The Small Postal Savings Plans are of 9 types:
1. Postal savings account (CS)
2. National Recurring Deposit (RD) Savings Account
3. National Term Savings Account (TD)
4. National monthly income savings account (MIS)
5. Seniors Savings Account (SCSS)
6. Public provident account (PPF)
7. Sukanya Samriddhi Account (SSA)
8. National cash certificates (8th issue) (NSC)

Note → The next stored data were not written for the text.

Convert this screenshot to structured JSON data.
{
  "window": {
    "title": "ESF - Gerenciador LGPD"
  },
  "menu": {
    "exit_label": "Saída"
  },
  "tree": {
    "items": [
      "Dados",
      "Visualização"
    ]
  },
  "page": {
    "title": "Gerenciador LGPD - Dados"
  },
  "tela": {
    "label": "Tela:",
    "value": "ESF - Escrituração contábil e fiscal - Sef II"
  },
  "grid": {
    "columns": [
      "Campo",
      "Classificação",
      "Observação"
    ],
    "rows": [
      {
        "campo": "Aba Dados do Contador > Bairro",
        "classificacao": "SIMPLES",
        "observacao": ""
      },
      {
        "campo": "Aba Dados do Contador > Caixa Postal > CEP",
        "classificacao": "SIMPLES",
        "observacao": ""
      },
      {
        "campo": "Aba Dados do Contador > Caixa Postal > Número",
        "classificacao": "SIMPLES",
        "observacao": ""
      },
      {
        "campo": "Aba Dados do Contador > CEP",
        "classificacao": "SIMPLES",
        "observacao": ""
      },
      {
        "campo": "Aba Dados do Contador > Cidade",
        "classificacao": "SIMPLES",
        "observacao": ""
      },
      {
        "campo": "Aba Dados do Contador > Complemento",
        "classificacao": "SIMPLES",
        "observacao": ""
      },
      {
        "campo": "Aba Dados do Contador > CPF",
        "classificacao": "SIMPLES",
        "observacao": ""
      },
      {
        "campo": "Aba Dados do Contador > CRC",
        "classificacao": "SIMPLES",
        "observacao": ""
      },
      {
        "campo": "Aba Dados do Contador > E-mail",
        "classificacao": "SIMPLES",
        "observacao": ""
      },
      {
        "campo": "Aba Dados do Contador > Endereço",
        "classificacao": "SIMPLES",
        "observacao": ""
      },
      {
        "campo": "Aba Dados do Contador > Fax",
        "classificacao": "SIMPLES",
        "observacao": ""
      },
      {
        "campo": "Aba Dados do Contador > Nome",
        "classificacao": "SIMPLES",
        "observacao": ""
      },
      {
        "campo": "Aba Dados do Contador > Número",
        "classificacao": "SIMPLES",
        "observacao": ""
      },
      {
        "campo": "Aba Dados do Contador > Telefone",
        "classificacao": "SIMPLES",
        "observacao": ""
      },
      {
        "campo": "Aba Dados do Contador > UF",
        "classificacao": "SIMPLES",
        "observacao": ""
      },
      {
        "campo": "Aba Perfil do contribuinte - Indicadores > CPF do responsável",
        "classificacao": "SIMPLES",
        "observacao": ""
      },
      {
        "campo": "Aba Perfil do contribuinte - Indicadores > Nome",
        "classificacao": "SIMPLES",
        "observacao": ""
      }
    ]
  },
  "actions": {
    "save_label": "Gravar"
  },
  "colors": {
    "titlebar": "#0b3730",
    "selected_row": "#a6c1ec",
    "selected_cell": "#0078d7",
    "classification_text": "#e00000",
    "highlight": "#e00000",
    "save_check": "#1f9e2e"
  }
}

9. Kisan Vikas Patra (KVP)
Although many of the above plans do not have a maximum balance, for the opening and continuation of plans, you will need to maintain a minimum amount balance.
If you too are curious about the minimum required balance for an account, you can check the minimum balance for the different types of small savings accounts as shown below:
|Post office savings account||Rs. 500 / –|
|Recurring National Savings Deposit Account||Rs. 100 / –|
|Monthly income plan||Rs. 1000 / –|
|Term account||Rs. 1000 / –|
|Public provident fund||Rs. 500 / –|
|Sukanya Samriddhi Account||Rs. 250 / –|
|Seniors Savings Plan||Rs. 1000 / –|
|National cash voucher (8th issue)||Rs. 1000 / –|
|Kisan Vikas Patra||Rs. 1000 / –|
Among the above small post office savings schemes, Sukanya Samriddhi Account Scheme achieves 7.6% p.a. interest rate, Seniors Savings Scheme achieves interest rate of 7.4% per quarter and the public provident fund scheme, an interest rate of 7.1% per year.